Including a pre-shared key

Applies To: Windows Server 2003, Windows Server 2003 R2, Windows Server 2003 with SP1, Windows Server 2003 with SP2

Including a pre-shared key

You can use a pre-shared key instead of a certificate for L2TP/IPSec authentication of your VPN clients that are running Windows XP or a member of the Windows Server 2003 family. Pre-shared keys do not require a public key infrastructure (PKI) for deployment, but they are a relatively weak authentication method. You can increase the security of your pre-shared key deployment by encrypting the pre-shared key with a personal identification number (PIN), which your users must enter before the profile will install.

Advantages and disadvantages of pre-shared keys

Using pre-shared key authentication does not require the infrastructure investment of a PKI. Pre-shared keys and certificates can be used on the same remote access server. If the pre-shared key on the remote access server is changed, no pre-shared key VPN clients will be able to access the server until the pre-shared key on the clients are changed by reissuing and reinstalling the service profile.
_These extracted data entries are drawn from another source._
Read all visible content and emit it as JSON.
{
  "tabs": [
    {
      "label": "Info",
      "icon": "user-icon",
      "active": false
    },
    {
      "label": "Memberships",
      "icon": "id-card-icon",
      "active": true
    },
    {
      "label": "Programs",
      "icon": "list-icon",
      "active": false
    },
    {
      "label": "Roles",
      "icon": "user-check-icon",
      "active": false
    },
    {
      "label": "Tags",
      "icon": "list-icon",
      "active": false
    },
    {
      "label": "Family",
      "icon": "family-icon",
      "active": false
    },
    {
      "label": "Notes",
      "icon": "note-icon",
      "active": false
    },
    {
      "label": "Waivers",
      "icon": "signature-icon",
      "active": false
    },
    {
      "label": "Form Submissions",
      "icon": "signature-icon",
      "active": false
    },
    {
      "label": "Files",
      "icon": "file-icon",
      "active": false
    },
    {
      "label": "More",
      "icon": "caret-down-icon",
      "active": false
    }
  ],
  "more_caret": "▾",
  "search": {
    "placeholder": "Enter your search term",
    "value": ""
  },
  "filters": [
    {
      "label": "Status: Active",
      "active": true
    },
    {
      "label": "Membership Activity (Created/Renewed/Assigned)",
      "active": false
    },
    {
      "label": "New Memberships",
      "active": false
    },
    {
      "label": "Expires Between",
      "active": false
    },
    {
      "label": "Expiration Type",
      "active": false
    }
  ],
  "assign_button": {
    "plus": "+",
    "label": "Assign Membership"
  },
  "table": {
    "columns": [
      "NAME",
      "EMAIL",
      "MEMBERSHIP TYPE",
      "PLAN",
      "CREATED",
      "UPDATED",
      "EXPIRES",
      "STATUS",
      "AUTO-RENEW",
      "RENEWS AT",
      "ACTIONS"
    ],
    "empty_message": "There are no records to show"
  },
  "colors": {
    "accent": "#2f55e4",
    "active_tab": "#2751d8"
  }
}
Unlike certificates, the origin and history of a pre-shared key cannot be determined. Administrators who want a long-term, strong authentication method should consider using certificates.

Considerations when creating pre-shared keys

A pre-shared key is a string of text that is configured on both the remote access server and the client. A remote access server running a member of the Windows Server 2003 family can be configured with only a single pre-shared key. All L2TP/IPSec VPN clients that connect to the remote access server using a pre-shared key must use the same pre-shared key. The pre-shared key can be any non-null string of any combination of between 8 and 256 characters. If there is any deviation between the pre-shared key on the remote access server and the pre-shared key presented by the VPN client, client authentication will fail. For more information about routing and remote access on computers running any member of the Windows Server 2003 family, see Routing and Remote Access.
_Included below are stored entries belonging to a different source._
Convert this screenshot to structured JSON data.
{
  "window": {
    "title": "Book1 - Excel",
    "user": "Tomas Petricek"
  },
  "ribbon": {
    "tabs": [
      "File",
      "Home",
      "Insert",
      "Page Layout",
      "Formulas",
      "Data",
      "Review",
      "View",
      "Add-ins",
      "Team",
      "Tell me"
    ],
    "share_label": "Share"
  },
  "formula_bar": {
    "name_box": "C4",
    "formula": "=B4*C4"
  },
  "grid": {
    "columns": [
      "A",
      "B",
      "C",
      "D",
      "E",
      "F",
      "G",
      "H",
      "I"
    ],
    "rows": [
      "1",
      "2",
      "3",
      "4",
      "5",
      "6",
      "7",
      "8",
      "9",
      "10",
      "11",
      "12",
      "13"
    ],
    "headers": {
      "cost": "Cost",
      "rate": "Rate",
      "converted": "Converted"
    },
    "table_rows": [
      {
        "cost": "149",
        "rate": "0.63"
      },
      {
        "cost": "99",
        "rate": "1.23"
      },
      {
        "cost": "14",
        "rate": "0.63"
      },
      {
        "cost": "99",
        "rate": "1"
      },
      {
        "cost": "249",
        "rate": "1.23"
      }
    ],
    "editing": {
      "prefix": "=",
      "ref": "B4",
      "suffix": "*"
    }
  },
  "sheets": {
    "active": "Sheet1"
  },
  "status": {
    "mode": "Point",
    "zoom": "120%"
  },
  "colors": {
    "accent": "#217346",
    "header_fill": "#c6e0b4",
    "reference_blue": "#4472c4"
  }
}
Increasing the security of a pre-shared key by encrypting it with a PIN

You can increase the security of the distribution of your pre-shared key profile by encrypting the pre-shared key with a PIN. By distributing the service profile and the PIN separately, you will reduce the chances that unauthorized users can install the profile and gain access to your network. A PIN must contain no fewer than 4 but no more than 15 characters. Be sure to distribute the PIN to your users in a secure manner. This PIN will be requested only when the user installs the profile.

Configuring a service profile to use a pre-shared key

To configure a service profile to use a pre-shared key:

1. On the VPN Entries pane, click the VPN entry that you want to configure to use a pre-shared key, and click Edit.

2. On the Security tab, under Common security settings, click Configure.

3. Under VPN strategy, click Use L2TP/IPSec if available, and select the Use a pre-shared key when using L2TP/IPSec check box. Finish configuring any other aspects of security that your profile requires, and click OK.

4. Edit each VPN entry that requires a pre-shared key, and click Next.

5. On the Pre-shared Key pane, type a pre-shared key.

6. Do one of the following:

   • Type a PIN to encrypt the pre-shared key.

   • Clear the Encrypt the pre-shared key using a PIN check box.

7. Click Next, and finish building the profile.